Biographie

Je suis Mélanie Saci et je suis artisane textile spécialisée en maille.

Je crois bien que le tricot m’était destiné.

J’ai appris ce savoir-faire lorsque j’étais petite, quand je passais mes étés chez ma grand-mère dans un petit bourg de Bretagne. J’adorais ça ; j’avais même confectionné ma première paire de chaussons, et j’étais très fière de moi.

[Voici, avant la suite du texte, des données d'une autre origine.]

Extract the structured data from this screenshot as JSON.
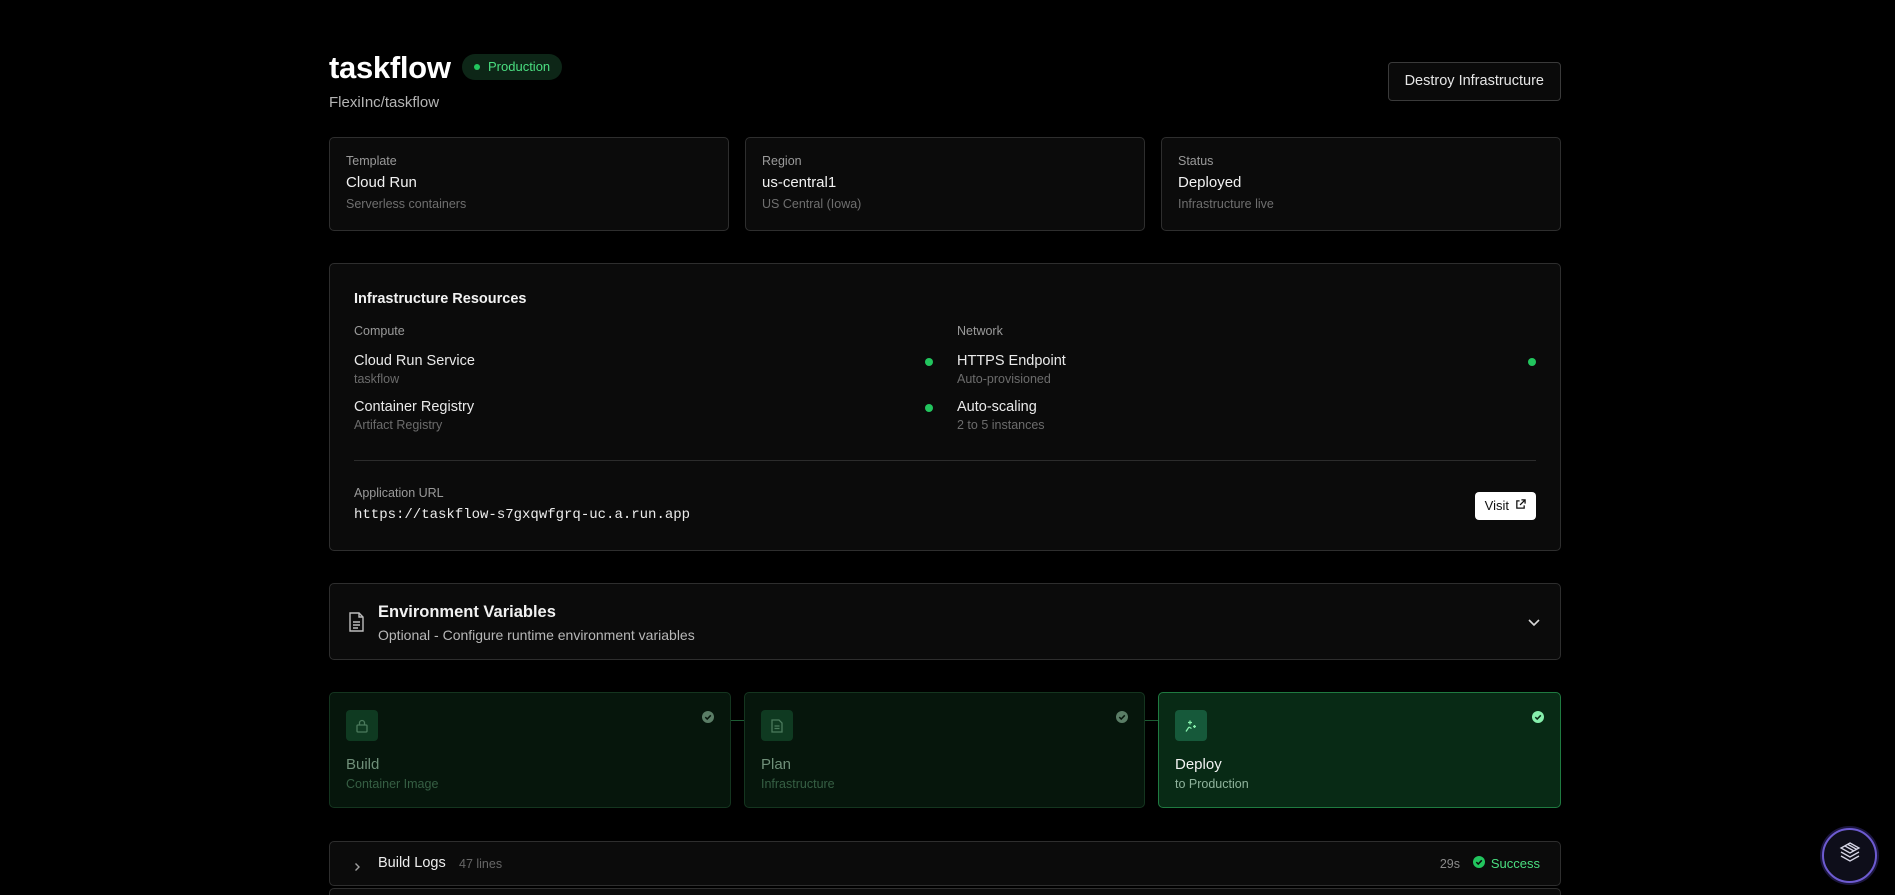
{
  "project": {
    "name": "taskflow",
    "env_badge": "Production",
    "repo": "FlexiInc/taskflow",
    "destroy_label": "Destroy Infrastructure"
  },
  "cards": [
    {
      "label": "Template",
      "value": "Cloud Run",
      "sub": "Serverless containers"
    },
    {
      "label": "Region",
      "value": "us-central1",
      "sub": "US Central (Iowa)"
    },
    {
      "label": "Status",
      "value": "Deployed",
      "sub": "Infrastructure live"
    }
  ],
  "resources": {
    "title": "Infrastructure Resources",
    "compute": {
      "heading": "Compute",
      "items": [
        {
          "name": "Cloud Run Service",
          "sub": "taskflow",
          "status": "active"
        },
        {
          "name": "Container Registry",
          "sub": "Artifact Registry",
          "status": "active"
        }
      ]
    },
    "network": {
      "heading": "Network",
      "items": [
        {
          "name": "HTTPS Endpoint",
          "sub": "Auto-provisioned",
          "status": "active"
        },
        {
          "name": "Auto-scaling",
          "sub": "2 to 5 instances",
          "status": "none"
        }
      ]
    },
    "url_label": "Application URL",
    "url": "https://taskflow-s7gxqwfgrq-uc.a.run.app",
    "visit_label": "Visit"
  },
  "env": {
    "title": "Environment Variables",
    "desc": "Optional - Configure runtime environment variables"
  },
  "pipeline": [
    {
      "name": "Build",
      "sub": "Container Image",
      "icon": "lock-icon",
      "state": "done"
    },
    {
      "name": "Plan",
      "sub": "Infrastructure",
      "icon": "document-icon",
      "state": "done"
    },
    {
      "name": "Deploy",
      "sub": "to Production",
      "icon": "sparkle-icon",
      "state": "current"
    }
  ],
  "logs": {
    "title": "Build Logs",
    "count": "47 lines",
    "duration": "29s",
    "status": "Success"
  },
  "colors": {
    "accent": "#22c55e",
    "background": "#000000",
    "border": "#2e2e2e",
    "fab_ring": "#6d5bd0"
  }
}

Par la suite, j’ai peu à peu perdu de vue cette technique jusqu’à ce que je rentre en STD2A avec pour objectif de devenir architecte d’intérieur. À la fin de ces trois années, je me suis rendu compte que ce qui me correspondait le plus, c’était le design textile. J’ai eu la chance de pouvoir poursuivre mes études à l’ENSAAMA (Olivier de Serres) à Paris, dans la section design textile. Bien évidemment, mon savoir-faire préféré n’est nullement une surprise : il s’agissait bel et bien du tricot, mais du tricot sur machine à tricoter, que l’on appelle maille.

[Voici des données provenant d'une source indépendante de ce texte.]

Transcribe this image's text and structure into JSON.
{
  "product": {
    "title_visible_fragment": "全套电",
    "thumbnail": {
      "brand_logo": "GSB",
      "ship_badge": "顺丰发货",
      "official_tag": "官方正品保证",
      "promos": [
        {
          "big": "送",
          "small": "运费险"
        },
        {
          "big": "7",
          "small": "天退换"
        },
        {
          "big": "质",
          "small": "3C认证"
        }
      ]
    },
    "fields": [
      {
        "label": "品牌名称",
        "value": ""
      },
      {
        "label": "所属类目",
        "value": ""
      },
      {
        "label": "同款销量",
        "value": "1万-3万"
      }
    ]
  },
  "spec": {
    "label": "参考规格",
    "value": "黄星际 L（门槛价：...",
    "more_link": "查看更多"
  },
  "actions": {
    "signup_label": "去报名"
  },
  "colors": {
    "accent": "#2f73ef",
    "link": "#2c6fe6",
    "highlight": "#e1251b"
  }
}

Et c’est comme ça que je suis entrée aux Beaux-Arts de Bruxelles, où mon projet actuel a vu le jour. Tout prend forme lors du thème de notre projet de diplôme : « Que représente pour vous le tricot ? »

Le tricot m’évoque mon histoire… Le fil permet de tricoter des souvenirs, dont les miens dans un premier temps. J’aime bien prendre des photos lorsque je tricote. Pour moi, il s’agit d’un marqueur temporel. En effet, lorsque je regarde une image de moi en train de tricoter, je me souviens de ce que je réalisais, pour qui, à quel moment et pourquoi. Tout part d’un souvenir.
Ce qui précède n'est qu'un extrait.